Perhaps you cannot fully appreciate this story. If you have never made a tart from scratch, perhaps this means nothing. But to any cook, it speaks of tragic desecration. The tart is the acme of culinary perfection. It takes years of trial and error to master the form. Some people never get it right despite monumental effort and patience. In our world, many women never get the chance to try.
Tarts are not important. But, they are among the most important of unimportant things. Everything from field and orchard is at home in pastry. “So many simple ingredients can be made to look exotic by being dressed up in a pastry crust,” said Julia Child. It’s true. If you sliced up an old shoe and arranged it in concentric circles on pastry, it would look appealing. With a light glaze, it might taste good.
The homemade tart is cheap and filling. Store-bought models look fine, but taste stale. Ironically, those who make pastry for a living are considered to be doing something worthwhile. But, the housewife who spends hours getting this tart art right is an elitist or a dolt. The store-bought tart has professional credentials. The homemade one is a sign of decadence or stupidity.
Monks in the desert can live on honey and locusts. Most of us cannot. “Good living is an act of intelligence,” said Jean Anthelme Brillat-Savarin, “by which we choose things that have an agreeable taste over those which do not.” He was French. We tend to think differently. The non-industrial tart is inefficient.
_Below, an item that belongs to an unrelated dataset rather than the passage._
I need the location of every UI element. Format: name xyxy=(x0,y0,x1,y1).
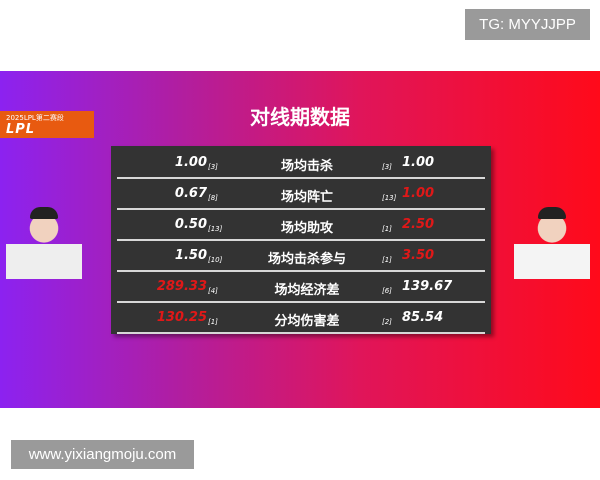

But, even tart failures are a form of accomplishment; they lead to later successes. Far better to make a tart and fail then to buy a tart and eat. I made a red-white-and-blue tart for July Fourth out of raspberries, blueberries and custard. The crust was cracked. The custard was thin. But, it was one minute step on the road to tart perfection. One day, some talented cook will unveil a work of such consummate skill and beauty, it will transform the world. It will be the Platonic Tart, the essence of tart-ness, the ideal form. It is toward this Heavenly Tart, we must labor in obscurity.